Royal Palace (Buda Castle), Budapest, Hungary.

We arrived on the top of the hill. The bus stopped, and we were allowed to stop for thirty minutes (or more, if we want to get the next bus) to take pictures, or just to do some shop. There were many souvenir shops around, but T and I did not buy anything. We went to one point where we could see the whole Budapest. Here, we could see how Buda and Pest are connected through the famous Danube River. The rain had stopped, but it was too windy for us. After thirty minutes, we hopped on the bus, and continued our journey. We stopped at one point, I did not remember the exact place, and got our late lunch there. After got chicken wings plus sweet potatoes for my lunch (T, ordered pasta for herself), we continued to discover the city. From here, we decided to take some walks, instead of go with the bus. Moreover, when we saw on the map, our apartment was just few kilometers from here.

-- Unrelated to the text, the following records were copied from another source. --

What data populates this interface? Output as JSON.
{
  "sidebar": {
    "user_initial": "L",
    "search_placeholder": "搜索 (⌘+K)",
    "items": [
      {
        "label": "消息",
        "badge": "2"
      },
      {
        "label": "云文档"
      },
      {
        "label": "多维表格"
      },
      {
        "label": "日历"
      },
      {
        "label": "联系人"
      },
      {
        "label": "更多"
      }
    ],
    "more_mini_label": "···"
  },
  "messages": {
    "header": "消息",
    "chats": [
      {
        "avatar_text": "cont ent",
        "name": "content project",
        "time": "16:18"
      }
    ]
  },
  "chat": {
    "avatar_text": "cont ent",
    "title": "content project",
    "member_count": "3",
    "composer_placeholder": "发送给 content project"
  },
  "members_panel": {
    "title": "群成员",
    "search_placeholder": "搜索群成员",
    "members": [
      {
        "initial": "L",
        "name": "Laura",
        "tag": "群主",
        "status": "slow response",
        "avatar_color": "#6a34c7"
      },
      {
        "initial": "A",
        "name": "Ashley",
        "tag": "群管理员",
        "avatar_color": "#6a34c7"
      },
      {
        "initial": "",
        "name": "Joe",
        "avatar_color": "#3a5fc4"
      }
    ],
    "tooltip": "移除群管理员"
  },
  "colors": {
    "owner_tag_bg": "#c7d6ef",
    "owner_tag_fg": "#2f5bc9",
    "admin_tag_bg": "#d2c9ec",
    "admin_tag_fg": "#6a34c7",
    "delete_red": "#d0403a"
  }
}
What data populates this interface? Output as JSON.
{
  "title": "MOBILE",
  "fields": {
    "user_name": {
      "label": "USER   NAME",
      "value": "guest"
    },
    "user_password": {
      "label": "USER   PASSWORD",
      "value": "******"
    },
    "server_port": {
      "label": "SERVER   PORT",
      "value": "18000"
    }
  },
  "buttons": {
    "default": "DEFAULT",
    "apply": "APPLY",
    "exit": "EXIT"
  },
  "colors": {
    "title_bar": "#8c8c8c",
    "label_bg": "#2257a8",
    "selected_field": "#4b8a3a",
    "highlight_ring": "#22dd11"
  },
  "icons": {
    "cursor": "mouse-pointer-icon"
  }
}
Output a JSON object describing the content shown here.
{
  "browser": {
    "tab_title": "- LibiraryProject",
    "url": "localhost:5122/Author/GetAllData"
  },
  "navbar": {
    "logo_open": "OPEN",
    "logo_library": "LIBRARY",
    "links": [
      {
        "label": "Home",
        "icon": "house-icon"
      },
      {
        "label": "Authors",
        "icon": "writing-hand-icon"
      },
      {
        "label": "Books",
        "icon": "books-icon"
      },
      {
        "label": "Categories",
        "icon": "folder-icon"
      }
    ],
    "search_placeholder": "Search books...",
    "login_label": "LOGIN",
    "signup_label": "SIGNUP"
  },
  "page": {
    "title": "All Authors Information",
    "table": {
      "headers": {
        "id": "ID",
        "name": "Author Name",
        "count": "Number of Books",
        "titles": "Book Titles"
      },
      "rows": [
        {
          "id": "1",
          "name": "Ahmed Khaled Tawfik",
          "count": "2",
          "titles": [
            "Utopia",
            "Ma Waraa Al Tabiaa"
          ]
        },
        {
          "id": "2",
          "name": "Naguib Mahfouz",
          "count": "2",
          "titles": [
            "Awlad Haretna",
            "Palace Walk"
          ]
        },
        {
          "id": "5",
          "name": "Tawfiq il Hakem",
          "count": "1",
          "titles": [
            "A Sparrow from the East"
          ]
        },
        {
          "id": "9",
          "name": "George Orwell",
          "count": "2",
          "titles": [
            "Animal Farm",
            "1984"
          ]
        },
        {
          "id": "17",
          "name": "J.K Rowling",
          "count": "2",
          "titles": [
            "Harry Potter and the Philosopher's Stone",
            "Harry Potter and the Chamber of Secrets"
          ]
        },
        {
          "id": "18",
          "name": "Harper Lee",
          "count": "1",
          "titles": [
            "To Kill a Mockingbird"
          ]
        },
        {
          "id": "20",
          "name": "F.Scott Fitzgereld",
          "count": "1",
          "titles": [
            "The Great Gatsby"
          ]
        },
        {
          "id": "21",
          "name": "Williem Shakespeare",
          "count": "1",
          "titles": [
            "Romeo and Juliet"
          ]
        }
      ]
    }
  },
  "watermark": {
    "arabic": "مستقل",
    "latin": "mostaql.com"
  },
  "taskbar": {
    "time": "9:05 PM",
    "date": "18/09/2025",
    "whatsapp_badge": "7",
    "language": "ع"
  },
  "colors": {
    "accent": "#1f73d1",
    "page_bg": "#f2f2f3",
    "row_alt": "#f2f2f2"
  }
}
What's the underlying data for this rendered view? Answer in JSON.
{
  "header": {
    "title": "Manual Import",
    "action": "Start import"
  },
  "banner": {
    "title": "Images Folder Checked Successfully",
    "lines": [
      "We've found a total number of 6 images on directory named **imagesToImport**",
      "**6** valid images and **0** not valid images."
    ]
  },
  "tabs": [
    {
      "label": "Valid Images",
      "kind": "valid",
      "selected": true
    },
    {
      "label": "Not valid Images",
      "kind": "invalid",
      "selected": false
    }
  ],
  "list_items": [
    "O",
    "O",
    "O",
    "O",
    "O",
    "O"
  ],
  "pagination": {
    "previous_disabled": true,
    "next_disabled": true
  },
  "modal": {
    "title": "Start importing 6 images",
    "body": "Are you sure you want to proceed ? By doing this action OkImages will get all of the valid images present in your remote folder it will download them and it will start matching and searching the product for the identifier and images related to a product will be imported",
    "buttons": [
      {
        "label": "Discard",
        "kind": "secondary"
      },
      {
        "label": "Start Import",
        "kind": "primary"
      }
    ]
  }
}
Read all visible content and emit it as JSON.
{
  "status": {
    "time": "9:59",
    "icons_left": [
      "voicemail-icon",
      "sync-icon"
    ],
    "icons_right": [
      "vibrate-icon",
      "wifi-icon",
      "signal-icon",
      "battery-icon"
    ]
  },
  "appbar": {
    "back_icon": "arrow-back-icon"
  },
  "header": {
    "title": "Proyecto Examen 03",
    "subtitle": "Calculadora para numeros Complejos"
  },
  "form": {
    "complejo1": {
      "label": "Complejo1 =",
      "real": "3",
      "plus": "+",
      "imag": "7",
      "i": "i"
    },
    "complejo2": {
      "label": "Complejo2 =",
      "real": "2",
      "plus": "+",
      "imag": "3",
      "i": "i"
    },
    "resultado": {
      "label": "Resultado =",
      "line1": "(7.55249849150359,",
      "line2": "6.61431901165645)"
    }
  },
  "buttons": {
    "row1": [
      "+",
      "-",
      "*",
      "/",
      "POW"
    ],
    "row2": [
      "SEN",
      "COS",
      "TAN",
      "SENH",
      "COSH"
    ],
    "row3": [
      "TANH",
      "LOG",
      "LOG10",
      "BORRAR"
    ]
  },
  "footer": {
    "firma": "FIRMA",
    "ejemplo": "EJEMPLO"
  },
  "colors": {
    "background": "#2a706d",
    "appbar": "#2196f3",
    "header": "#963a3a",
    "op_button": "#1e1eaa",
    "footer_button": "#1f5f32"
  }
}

Danube river, connecting Buda and Pest. Seen from the top of the hill. Budapest, Hungary.

Pest area, seen from the top of the hill. Budapest, Hungary.

Buda Castle, Seen from the top of the hill. Budapest, Hungary.

Pest, seen from the top of the hill. Budapest, Hungary.

I really love Budapest with its beautiful buildings, mixing various architecture styles. When it comes to architecture, Budapest is like a living museum. What do you look for? Gothic and Neo-Gothic? This type of architecture includes the pointed arch, the ribbed vault, and flying buttress. Visitors may found them at Parliament Building and some buildings in Buda Castle Hill.  When we walk further, the Baroque style that designate the dominant style of art in catholic countries appears on some buildings. One of the great examples is the Royal Palace. Furthermore, some Classicism buildings put the emphasis on symmetry, proportion, and geometry. The Hungarian National Museum represents this style. At the other side, The Great Synagogue represent the romantic architecture that stresses the aesthetic appearance and the use of irons. While, when we got closer to our apartment, Renaissance style that also emphasizes on symmetry, proportion and geometry, with revival of certain elements used in Ancient Greek and Roman Architecture. We found them on Budapest Opera House and St. Stephen’s Basilica. And do not pay attention less to Art Nouveau, the Roman, and Ottoman Style, and Communist Buildings that dominated the country during 20th century.

The Hero’s Square, Budapest, Hungary.

Museum of Fine Arts, Budapest, with Neo-Reinassance Style

Kunsthalle. The Kunsthalle (Műcsarnok) by Heroes’ Square is the an exhibition gallery of contemporary visual arts in Hungary. The building applies Neo-Reinassance style.

The Great Synagogue in Budapest, Hungary

St. Stephen’s basilica.

Budapest Opera House.

A random building in Budapest, Hungary.

A random building in Budapest, Hungary.

Random buildings in Budapest, Hungary.

A random building in Budapest, with Gothic and Art Nouveau styles.

A random building in Budapest, Hungary.

The House of Terror, an exhibition place about the communist regime that ruled Hungary during the 20th century.

We found another Moulin Rouge, here 😛

It was late afternoon when we finally arrived at our apartment. We were super exhausted. After having the quick dinner, we returned to our apartment, got a cup of nice tea, and slept like a baby.